MPF denuncia militar reformado por crime praticado durante a Ditadura Militar

Era 17 de maio de 1973. Agentes da Ditadura Militar invadem uma fazenda localizada entre os municípios goianos de Rio Verde e Jataí. Os jovens Maria Augusta Thomaz e Márcio Beck Machado são mortos. Epaminondas Nascimentos, então delegado de polícia em Rio Verde, comparece ao local após o homicídio, e determina a ocultação dos cadáveres na própria fazenda. Pelo crime, após 40 anos do episódio, o Ministério Público Federal em Goiás move denúncia contra o militar reformado.

Entenda
Maria Augusta e Márcio Beck eram membros do Movimento de Libertação Popular, grupo armado de enfrentamento à Ditadura, inaugurada com o Golpe Militar de 1964. Os jovens haviam sido presos durante o 30º Congresso da União Nacional de Estudantes (UNE), em Ibiúna-SP, em 1968, e realizaram treinamento militar em Cuba no ano seguinte, retornando ao Brasil em 1971. Em 4 de maio de 1973, fugindo da repressão, mudaram-se para a Fazenda Rio Doce, no interior de Goiás. Após a prisão e tortura de dois militantes no DOI-CODI de São Paulo, o casal foi descoberto e assassinado dias depois de sua chegada na região.
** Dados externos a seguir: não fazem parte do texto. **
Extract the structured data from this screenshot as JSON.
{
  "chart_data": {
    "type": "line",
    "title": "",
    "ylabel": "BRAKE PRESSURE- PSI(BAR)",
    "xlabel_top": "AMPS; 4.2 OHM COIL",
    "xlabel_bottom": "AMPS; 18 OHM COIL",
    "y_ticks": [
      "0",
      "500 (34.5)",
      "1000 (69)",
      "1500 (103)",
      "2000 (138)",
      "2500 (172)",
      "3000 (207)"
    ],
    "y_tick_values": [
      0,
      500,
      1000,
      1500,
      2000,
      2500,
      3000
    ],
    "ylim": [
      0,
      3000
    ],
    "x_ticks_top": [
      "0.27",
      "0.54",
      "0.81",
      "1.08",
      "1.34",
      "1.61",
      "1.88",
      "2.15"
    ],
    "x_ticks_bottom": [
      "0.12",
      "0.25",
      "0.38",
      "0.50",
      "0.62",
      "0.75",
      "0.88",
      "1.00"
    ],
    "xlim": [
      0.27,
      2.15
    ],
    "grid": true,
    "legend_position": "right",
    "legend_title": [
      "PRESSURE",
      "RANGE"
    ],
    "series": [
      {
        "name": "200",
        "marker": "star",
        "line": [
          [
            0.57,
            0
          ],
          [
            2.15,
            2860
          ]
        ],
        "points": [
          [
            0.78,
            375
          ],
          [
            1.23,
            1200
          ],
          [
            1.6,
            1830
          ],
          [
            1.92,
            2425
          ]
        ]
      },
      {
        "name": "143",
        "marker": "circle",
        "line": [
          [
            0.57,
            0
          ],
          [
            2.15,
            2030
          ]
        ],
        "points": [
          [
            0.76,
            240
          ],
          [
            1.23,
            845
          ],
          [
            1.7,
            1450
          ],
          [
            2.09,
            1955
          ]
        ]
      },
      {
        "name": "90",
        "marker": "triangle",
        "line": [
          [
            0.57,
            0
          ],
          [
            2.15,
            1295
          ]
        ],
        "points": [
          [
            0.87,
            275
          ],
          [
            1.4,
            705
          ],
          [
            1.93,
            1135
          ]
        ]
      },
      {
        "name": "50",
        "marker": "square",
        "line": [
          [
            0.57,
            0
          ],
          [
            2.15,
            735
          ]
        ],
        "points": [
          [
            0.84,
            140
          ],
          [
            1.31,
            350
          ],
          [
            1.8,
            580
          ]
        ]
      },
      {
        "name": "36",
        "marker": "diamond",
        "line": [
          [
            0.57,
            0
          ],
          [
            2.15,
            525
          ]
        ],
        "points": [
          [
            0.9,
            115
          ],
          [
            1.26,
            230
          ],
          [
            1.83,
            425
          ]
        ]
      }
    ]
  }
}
Na época, o então delegado de polícia de Rio Verde, Epaminondas Pereira do Nascimento, compareceu ao local, determinando que o proprietário da fazenda e seus trabalhadores enterrassem os corpos dos jovens. Anos depois, em 31 de julho de 1980, quando iniciava a redemocratização do país, agentes da repressão compareceram à fazenda e ocultaram novamente os cadáveres, levando os restos mortais dos jovens para lugar incerto e não sabido.

As investigações iniciadas na Procuradoria da República no município de Rio Verde no início de 2013 buscou identificar a fazenda onde ocorreram os fatos, bem como duas testemunhas oculares dos crimes ocorridos no ano de 1973. Documentos colhidos durante a investigação e testemunhas ouvidas pelo Ministério Público Federal e pela Comissão Nacional da Verdade corroboraram que a ordem para a ocultação dos cadáveres partiu de Epaminondas Nascimento, razão pela qual o capitão reformado da PM goiana é denunciado, agora, em ação do Ministério Público Federal, pelo crime previsto no artigo 211, do Código Penal (ocultação de cadáver). Ouvido pelo Ministério Público Federal, o denunciado negou os fatos imputados na peça acusatória.

Na história
O caso havia sido arquivado em 1986, por entender que o crime encontrava-se prescrito. Consultados, a 2ª Câmara de Coordenação e Revisão do Ministério Público Federal e o Grupo de Trabalho Justiça de Transição, vinculado à 2ª CCR, entenderam que o arquivamento ocorrido em 1986 não alcança os atos consumativos posteriores à data do arquivamento, uma vez que o delito de ocultação de cadáver, previsto no artigo 211, do Código Penal, é crime permanente.  Ou seja, considerando que os cadáveres nunca foram localizados, o crime, iniciado na época da Ditadura Militar, está ocorrendo ainda hoje, razão pela qual é possível o oferecimento da denúncia, protocolizada em 19 de dezembro de 2013, perante a Subseção da Justiça Federal em Rio Verde.

De acordo com o procurador da República Wilson Rocha Assis, a denúncia proposta permitirá à sociedade e ao Poder Judiciário aprofundarem na discussão sobre a forma pela qual a sociedade brasileira deve se relacionar com o seu passado ditatorial.

Para o procurador da República, “a responsabilização penal dos agentes que praticaram crimes durante o regime ditatorial é um imperativo de justiça exigido pela Constituição da República de 1988, bem como por tratados internacionais subscritos pelo Brasil. Revisitando seu passado e punindo os agentes responsáveis por graves violações aos direitos humanos, o Brasil cumprirá a jurisprudência da Corte Interamericana de Direitos Humanos, seguindo o bom exemplo de outros países do Cone Sul”.